Situação Geral dos Tribunais

A mentira de ter sido extraviado, furtado e usado o cartão de crédito constitui crime de falsificação de documento

       Em 29 de Dezembro de 2006, o arguido usava sucessivamente dez vezes os dois cartões de crédito que lhe pertenciam, para fazer compras em centro comercial, gastando uma quantia total de MOP60.680,00. Passados dois dias, o arguido comunicou o extravio dos referidos dois cartões de crédito ao centro de cartão de crédito, dizendo que os mesmos foram furtados e usados. O centro de cartão de crédito, por engano, acreditou no arguido, classificando as respectivas transacções como “transacções de cartão extraviado” e, em consequência, conforme o procedimento correspondente, remeteu por fax o “relatório de transacções de cartão de crédito extraviado” à Polícia Judiciária para efeitos da denúncia apresentada. Em 31 de Março de 2007, o arguido foi interceptado por agentes da Polícia Judiciária quando voltou a fazer compras no centro comercial em apreço. No mesmo dia, agentes da Polícia Judiciária encontraram no domicílio do arguido os dois cartões de crédito em causa e oito recibos respeitantes às compras supramencionadas.

       O Ministério Público acusou o arguido da prática, em autoria material e na forma consumada, de um crime de burla de valor elevado, p. e p. pelo art.º 211º, n.º 3 do Código Penal. Finda a audiência de julgamento, o Tribunal Colectivo do Tribunal Judicial de Base julgou improcedente a acusação, absolvendo o arguido dum crime de burla de valor elevado, p. e p. pelo art.º 211º, n.º 3 do Código Penal. Inconformado com o acórdão do Tribunal Judicial de Base, o Ministério Público recorreu para o Tribunal de Segunda Instância.
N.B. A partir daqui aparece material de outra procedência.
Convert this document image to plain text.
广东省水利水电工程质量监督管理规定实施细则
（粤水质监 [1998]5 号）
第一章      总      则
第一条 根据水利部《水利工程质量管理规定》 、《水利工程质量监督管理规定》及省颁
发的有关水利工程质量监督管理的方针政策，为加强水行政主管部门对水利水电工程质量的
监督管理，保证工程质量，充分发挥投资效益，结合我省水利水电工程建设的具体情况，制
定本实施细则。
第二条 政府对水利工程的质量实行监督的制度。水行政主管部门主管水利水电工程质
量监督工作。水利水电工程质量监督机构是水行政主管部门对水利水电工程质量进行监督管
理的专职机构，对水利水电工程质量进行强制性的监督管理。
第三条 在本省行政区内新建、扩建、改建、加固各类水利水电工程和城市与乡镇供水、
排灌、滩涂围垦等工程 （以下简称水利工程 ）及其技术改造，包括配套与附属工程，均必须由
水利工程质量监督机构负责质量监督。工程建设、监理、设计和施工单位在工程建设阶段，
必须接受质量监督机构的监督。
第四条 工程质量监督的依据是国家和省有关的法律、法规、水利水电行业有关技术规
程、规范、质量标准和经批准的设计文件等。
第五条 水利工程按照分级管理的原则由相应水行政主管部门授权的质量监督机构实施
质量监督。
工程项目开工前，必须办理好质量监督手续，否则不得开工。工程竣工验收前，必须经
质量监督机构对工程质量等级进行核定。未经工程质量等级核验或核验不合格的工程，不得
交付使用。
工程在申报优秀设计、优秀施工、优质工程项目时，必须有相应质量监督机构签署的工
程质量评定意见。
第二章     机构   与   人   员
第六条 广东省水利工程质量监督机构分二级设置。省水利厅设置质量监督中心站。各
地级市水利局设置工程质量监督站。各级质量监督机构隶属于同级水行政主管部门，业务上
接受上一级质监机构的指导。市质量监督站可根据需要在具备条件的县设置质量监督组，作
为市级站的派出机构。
       Entendeu o Tribunal de Segunda Instância que o acto ilícito do arguido consistia em “fizer constar falsamente de documento facto juridicamente relevante”, ou seja, o relatório referido no facto assente – “O departamento de segurança de cartões de crédito do banco, conforme o procedimento correspondente, remeteu por fax o “relatório de transacções de cartão de crédito extraviado” à Polícia Judiciária para efeitos da denúncia apresentada”. A culpa subjectiva era dolo (directo), isto é, mentiu-se dolosamente que tinha sido extraviado os cartões de crédito, com o intuito de fugir do pagamento da quantia gasta com os cartões de crédito. Por conseguinte, a conduta do arguido era completamente compatível com o crime de falsificação de documento, p. e p. pelo art.º 244º do Código Penal, devendo conceder-se provimento ao recurso interposto pelo Ministério Público, anulando-se o acórdão do Tribunal a quo e condenando-se o arguido pela prática do crime de falsificação de documento, previsto no art.º 244º, n.º 1, al. b) do Código Penal. Para assegurar o direito às duas instâncias do arguido, o Tribunal a quo necessitava de efectuar a determinação de pena com base na procedência do recurso interposto, uma vez que a decisão deste Tribunal ad quem já não podia ser conhecida por instância mais elevada, não sendo permissível que a determinação de pena fosse efectuada directamente pelo Tribunal ad quem.

       Nestes termos, o Colectivo do Tribunal de Segunda Instância julgou procedente o recurso interposto pelo Ministério Público, anulando o acórdão do Tribunal a quo e condenando o arguido pela prática do crime de falsificação de documento, previsto no art.º 244º, n.º 1, al. b) do Código Penal. Portanto, o Tribunal a quo, baseando nisso, necessitava de efectuar a determinação de pena.

       Cfr. o acórdão do processo n.º 60/2013 do Tribunal de Segunda Instância.